Pupils will be more confident using two of these three: maps/atlases, globes and digital/computer mapping to locate countries and describe features studied. Pupils are beginning to use eight points of a compass, four-figure grid references and are more confident with symbols and keys, including the use of Ordnance Survey Maps, where they can explain why a key is needed and how to determine the symbols on them. Pupils ask and respond to questions and offer their own ideas, extending to satellite images, aerial photographs or other stimuli.   They can investigate places and themes at more than one scale, collecting and recording evidence with some aid. They are able to analyse evidence and draw conclusions e.g. make comparisons between locations photos/pictures/ maps. Pupils can make a map of a short route they have experienced, with features in the correct order and can make a simple scale drawing of a designated area.  They can match boundaries e.g. find the same boundary of a county on different scale maps.

 

Year 5

Pupils can confidently use two of these three: maps/atlases, globes and digital/ computer mapping to locate countries and describe features studied, accurately comparing the similarities and differences in different media. Pupils can use most of the eight points of a compass, and use four figure grid references confidently and six figures more accurately and interpret symbols and keys (including the use of Ordnance Survey Maps). Pupils can ask and respond to questions and offer their own ideas, extending to satellite images, aerial photographs or other stimuli.   They can investigate places and themes at more than one scale, collecting and recording evidence with some aid.
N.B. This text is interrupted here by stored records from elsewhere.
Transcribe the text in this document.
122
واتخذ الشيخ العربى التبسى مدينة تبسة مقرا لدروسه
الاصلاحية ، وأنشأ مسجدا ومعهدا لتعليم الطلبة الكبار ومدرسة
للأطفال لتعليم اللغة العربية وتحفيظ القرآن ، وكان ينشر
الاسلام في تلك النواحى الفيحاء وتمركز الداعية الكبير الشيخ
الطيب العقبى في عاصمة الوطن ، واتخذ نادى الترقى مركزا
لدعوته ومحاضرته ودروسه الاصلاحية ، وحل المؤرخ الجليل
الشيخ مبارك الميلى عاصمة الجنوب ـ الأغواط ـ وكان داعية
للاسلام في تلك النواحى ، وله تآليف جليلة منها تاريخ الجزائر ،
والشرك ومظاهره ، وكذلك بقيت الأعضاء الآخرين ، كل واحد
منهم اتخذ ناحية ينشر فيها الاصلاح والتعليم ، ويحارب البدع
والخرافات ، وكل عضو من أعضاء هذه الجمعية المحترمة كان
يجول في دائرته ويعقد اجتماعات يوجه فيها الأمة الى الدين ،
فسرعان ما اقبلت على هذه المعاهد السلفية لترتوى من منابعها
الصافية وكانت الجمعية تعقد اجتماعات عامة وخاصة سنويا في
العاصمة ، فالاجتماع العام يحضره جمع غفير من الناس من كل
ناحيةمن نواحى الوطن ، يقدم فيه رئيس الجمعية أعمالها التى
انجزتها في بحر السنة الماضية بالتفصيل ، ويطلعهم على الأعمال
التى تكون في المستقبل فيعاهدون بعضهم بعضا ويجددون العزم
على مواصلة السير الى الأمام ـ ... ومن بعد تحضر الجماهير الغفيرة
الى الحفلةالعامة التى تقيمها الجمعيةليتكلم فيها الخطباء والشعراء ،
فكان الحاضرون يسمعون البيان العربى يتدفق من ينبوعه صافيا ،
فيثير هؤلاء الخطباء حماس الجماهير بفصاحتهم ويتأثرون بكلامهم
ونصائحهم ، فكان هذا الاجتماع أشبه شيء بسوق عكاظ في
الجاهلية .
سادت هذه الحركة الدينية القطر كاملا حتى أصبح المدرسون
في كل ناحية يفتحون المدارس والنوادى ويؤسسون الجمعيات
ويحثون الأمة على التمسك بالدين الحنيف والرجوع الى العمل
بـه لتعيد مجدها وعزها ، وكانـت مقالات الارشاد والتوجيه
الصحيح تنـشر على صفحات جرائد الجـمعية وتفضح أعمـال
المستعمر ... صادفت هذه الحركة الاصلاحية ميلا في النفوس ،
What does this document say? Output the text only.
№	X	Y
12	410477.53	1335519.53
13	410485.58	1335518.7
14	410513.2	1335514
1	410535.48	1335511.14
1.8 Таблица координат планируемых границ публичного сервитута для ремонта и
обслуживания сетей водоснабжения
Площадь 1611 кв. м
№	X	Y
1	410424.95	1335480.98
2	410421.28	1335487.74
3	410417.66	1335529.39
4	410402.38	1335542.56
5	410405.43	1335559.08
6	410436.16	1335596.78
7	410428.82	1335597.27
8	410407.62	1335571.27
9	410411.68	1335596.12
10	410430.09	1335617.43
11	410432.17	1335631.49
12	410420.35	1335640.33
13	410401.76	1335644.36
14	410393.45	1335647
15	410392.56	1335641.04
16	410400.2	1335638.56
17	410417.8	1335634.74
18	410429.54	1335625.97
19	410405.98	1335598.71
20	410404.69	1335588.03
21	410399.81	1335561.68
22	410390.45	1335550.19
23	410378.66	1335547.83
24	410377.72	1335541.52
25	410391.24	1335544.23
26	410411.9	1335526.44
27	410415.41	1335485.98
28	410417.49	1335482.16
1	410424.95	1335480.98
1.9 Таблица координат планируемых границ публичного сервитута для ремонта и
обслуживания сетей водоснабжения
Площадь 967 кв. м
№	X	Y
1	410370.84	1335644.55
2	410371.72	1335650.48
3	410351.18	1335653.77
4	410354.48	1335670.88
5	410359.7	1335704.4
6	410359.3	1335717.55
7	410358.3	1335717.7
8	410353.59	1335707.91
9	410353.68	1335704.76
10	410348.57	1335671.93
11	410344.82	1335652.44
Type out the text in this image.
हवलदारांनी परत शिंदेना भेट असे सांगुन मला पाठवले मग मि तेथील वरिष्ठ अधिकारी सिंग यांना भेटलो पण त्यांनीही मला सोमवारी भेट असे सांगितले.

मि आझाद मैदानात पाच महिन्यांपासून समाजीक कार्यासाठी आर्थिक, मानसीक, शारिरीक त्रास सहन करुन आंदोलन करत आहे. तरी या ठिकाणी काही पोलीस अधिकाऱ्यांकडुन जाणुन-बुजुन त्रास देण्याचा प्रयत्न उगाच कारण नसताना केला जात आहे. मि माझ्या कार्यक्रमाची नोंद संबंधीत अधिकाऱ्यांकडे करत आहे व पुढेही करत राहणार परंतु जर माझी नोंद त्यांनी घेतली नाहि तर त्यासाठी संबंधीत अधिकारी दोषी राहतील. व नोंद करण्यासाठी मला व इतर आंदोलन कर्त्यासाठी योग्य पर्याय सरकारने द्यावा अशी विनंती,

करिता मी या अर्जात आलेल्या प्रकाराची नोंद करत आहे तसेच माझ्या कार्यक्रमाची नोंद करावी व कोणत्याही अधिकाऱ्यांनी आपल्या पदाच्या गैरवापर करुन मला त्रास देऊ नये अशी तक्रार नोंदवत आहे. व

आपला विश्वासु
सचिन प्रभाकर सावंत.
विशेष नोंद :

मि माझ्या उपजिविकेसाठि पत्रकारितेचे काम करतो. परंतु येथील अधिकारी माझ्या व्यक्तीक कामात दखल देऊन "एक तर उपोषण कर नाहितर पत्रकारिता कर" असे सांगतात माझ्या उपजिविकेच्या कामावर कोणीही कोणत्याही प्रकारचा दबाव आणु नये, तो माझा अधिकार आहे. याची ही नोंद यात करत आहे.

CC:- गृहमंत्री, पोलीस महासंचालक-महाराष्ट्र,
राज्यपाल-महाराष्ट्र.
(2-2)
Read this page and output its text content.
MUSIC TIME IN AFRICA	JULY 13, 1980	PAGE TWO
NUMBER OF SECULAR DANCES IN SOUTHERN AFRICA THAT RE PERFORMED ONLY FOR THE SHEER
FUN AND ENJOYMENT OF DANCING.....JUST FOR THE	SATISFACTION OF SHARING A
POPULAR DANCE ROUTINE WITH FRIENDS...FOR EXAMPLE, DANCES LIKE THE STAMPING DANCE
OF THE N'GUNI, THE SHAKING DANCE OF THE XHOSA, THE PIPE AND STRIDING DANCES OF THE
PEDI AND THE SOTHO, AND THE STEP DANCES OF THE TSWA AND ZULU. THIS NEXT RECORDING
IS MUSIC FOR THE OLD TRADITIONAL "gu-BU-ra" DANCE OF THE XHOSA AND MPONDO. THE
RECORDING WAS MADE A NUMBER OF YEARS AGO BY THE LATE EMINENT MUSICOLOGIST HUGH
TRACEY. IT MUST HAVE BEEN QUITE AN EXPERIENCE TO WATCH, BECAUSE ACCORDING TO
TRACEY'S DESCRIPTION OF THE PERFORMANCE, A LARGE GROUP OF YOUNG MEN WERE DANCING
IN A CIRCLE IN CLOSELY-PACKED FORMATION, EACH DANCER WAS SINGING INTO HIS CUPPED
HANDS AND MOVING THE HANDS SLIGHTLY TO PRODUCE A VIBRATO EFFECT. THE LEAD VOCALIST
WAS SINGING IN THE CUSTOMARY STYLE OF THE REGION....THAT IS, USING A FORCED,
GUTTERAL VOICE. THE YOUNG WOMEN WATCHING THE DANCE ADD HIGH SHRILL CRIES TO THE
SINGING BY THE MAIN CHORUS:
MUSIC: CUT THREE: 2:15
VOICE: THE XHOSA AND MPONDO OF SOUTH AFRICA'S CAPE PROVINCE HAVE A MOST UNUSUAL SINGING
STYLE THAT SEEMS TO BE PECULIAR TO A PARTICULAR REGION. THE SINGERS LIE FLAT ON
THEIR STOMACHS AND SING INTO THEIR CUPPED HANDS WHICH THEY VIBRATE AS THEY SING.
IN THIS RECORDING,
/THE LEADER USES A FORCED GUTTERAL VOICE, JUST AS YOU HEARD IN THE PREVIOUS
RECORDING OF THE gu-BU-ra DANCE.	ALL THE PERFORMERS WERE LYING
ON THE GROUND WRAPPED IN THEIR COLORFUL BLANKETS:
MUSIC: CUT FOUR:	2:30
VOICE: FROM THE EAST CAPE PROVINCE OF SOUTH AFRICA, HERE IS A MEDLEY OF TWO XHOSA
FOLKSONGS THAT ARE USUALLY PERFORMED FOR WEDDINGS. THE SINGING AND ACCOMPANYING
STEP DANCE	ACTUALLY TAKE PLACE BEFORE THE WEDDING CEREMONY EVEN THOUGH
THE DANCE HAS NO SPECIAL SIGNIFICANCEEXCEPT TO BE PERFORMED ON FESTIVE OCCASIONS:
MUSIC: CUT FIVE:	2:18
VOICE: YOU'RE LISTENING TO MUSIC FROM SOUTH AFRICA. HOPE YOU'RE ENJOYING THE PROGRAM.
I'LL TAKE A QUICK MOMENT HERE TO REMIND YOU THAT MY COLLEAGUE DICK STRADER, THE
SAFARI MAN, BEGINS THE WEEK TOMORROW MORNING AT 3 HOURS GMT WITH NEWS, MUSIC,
They are able to analyse evidence and draw conclusions e.g. make comparisons between locations photos/pictures/ maps. Pupils can use fieldwork to observe, measure, record and present the human and physical features in the local area using some of these methods: sketch maps, plans and graphs, and digital technologies.  They make accurate comparisons between local and distant places, using primary and secondary sources of information.  They are able to compare maps with aerial photographs and select a map for a specific purpose. e.g. Picking an atlas to find Taiwan or an OS map to find a local village.   They are beginning to use atlases to find out about other features of places. e.g.  find wettest part of the world. and can make measurements on maps and use different scales accurately.

 

Year 6

 

Pupils can confidently use maps, atlases, globes and digital/computer mapping to locate countries and describe features studied at a range of scales, using these to measure distance.  Pupils can confidently use the eight points of a compass, four and six figure grid references, symbols and key including the use of Ordnance Survey Maps.  Pupils can use fieldwork to answer their own geographical questions and observe, measure, record and present the human and physical features in the local area using a range of methods, including sketch maps, plans and graphs, and digital technologies.  They are able to compare land use, look at patterns in temperature etc. and explain reasons behind the differences. Pupils can draw a variety of thematic maps based on their own data and are beginning to draw plans of increasing complexity.  They can follow a short route on an OS map and describe and accurately locate features shown on them.    They are able to locate places on a world map and use atlases to find out about other features of places e.g. mountain regions and weather patterns.

 

As they transition to secondary school, pupils are able to transfer their understanding to the KS3 curriculum requirements.